The answer is simple. We had a major power failure combined with a failure of our backup generator. Now, back to the title of this post. The backup generator is tested EVERY week! How could it choose to fail at this very moment? Actually, it didn’t. It failed weeks ago! The company that formerly did the maintenance and testing (formerly, as in up until today) did run the test every week. But…they didn’t ever check the results, so they had no record of it failing every week!
Lesson learned. Actually, this isn’t my problem — our facilities group is responsible for the generator, so it’s only a hassle for the IT department that the generator failed, but what an example for all of us. Testing, without monitoring, or monitoring, without alerting, or alerting, without an action plan, all end up being the same as not having anything in place at all.
As I was lying awake all morning, the number of scenarios for failure going through my head was staggering.
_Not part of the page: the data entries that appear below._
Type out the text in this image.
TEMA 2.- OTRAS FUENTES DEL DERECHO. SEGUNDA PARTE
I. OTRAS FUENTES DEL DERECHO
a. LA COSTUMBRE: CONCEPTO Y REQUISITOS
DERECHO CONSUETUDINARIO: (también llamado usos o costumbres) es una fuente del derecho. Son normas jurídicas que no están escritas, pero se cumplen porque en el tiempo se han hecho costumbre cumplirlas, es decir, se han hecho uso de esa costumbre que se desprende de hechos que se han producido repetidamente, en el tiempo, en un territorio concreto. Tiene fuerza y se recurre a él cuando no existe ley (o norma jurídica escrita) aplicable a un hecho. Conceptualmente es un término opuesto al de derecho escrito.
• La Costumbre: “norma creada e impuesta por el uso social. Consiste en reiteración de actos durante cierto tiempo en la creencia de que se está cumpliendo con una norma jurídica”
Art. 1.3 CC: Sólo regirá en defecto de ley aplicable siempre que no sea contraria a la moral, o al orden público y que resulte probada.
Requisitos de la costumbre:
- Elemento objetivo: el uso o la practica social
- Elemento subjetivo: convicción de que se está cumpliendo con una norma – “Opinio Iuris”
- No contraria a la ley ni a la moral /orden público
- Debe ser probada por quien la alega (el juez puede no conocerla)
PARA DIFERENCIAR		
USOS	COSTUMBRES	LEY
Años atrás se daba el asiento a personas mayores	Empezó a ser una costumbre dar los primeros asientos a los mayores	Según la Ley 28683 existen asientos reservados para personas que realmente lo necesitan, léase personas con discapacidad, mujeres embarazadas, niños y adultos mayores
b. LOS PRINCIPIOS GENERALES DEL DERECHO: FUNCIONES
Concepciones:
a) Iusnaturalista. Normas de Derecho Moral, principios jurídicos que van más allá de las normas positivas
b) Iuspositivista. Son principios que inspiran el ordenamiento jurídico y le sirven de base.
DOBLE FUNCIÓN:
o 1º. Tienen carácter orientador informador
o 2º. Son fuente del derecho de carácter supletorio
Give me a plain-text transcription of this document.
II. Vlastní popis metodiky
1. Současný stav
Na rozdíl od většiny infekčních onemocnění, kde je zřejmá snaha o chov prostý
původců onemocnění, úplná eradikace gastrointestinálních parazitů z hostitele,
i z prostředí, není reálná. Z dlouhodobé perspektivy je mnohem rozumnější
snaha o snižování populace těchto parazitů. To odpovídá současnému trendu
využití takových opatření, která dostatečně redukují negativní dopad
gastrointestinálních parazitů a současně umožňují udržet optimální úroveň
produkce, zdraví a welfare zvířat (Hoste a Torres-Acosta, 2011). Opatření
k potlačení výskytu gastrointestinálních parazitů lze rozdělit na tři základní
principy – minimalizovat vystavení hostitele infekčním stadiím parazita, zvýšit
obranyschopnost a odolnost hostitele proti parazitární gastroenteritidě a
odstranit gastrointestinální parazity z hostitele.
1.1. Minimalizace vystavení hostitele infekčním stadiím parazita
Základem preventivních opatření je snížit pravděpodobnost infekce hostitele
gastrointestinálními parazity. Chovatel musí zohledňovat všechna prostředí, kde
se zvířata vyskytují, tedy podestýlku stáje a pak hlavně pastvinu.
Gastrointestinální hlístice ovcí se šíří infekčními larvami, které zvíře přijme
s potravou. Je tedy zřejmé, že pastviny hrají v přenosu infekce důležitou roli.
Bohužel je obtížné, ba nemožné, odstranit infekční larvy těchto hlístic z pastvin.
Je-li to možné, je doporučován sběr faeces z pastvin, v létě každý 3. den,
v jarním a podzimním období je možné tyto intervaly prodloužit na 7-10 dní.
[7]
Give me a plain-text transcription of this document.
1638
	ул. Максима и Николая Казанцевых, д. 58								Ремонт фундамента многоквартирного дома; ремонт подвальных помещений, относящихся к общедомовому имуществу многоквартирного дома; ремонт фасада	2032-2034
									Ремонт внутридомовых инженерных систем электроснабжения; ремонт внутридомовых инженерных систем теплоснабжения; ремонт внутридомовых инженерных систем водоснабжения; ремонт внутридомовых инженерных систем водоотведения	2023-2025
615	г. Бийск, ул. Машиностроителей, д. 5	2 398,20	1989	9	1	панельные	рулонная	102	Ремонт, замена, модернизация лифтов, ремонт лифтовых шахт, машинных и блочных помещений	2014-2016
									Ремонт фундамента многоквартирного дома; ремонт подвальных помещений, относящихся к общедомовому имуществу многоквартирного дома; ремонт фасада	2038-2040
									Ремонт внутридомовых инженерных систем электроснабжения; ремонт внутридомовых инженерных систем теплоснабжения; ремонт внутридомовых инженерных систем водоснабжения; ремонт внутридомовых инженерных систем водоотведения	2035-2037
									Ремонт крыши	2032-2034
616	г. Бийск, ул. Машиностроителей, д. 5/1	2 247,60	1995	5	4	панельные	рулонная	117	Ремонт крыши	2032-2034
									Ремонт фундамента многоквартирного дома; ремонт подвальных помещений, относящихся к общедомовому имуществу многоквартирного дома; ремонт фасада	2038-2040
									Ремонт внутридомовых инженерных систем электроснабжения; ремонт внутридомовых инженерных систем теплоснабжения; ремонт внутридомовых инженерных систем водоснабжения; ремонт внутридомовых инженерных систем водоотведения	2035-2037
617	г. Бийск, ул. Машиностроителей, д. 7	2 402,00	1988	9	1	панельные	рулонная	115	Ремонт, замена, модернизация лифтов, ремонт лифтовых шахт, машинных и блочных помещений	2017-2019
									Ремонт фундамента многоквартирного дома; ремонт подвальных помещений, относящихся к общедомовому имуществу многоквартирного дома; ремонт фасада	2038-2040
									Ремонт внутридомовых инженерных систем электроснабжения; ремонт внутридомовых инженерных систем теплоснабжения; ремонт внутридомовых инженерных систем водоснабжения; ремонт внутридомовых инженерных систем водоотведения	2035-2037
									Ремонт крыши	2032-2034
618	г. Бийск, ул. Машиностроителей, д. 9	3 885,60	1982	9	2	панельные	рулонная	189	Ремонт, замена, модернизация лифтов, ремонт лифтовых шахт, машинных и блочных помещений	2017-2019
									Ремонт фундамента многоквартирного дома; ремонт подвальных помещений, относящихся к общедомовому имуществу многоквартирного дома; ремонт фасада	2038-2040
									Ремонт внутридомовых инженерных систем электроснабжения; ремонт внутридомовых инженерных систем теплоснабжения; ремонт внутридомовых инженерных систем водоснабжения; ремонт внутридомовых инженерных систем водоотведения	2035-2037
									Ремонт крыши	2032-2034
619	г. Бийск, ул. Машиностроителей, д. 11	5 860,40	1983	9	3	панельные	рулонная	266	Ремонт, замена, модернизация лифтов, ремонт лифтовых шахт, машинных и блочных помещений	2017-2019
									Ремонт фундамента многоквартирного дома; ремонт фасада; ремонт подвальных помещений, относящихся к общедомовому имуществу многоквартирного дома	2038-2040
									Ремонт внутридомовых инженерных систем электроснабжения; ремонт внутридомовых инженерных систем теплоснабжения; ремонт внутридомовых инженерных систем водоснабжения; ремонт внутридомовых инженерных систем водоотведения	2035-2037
How to have a plan to deal with them is also is also of concern. How can this be done? I think it’s through simple things. After the fact, we learned that quite a few people had known of the generator failure weeks ago, but didn’t think to tell anyone. How do we teach people to recognize that something is wrong, and take some action? It’s more than having a good disaster plan. It takes reviewing it with new staff, and even re-reviewing it regulary with staff that have been around.
I now remember last time we had a problem like this. About 7 years ago. We messed up that time, too. sigh
Update: We found the problem. The battery that cranks the generator wasn’t charged, or had gone bad, or otherwise failed. Grabbed another battery and we were fine again. Of course, this was discovered a bit after power failed the SECOND time, just moments after we’d successfully powered everything back up. We got to test our procedures twice in 12 hours. I didn’t like this test. But I learned from it!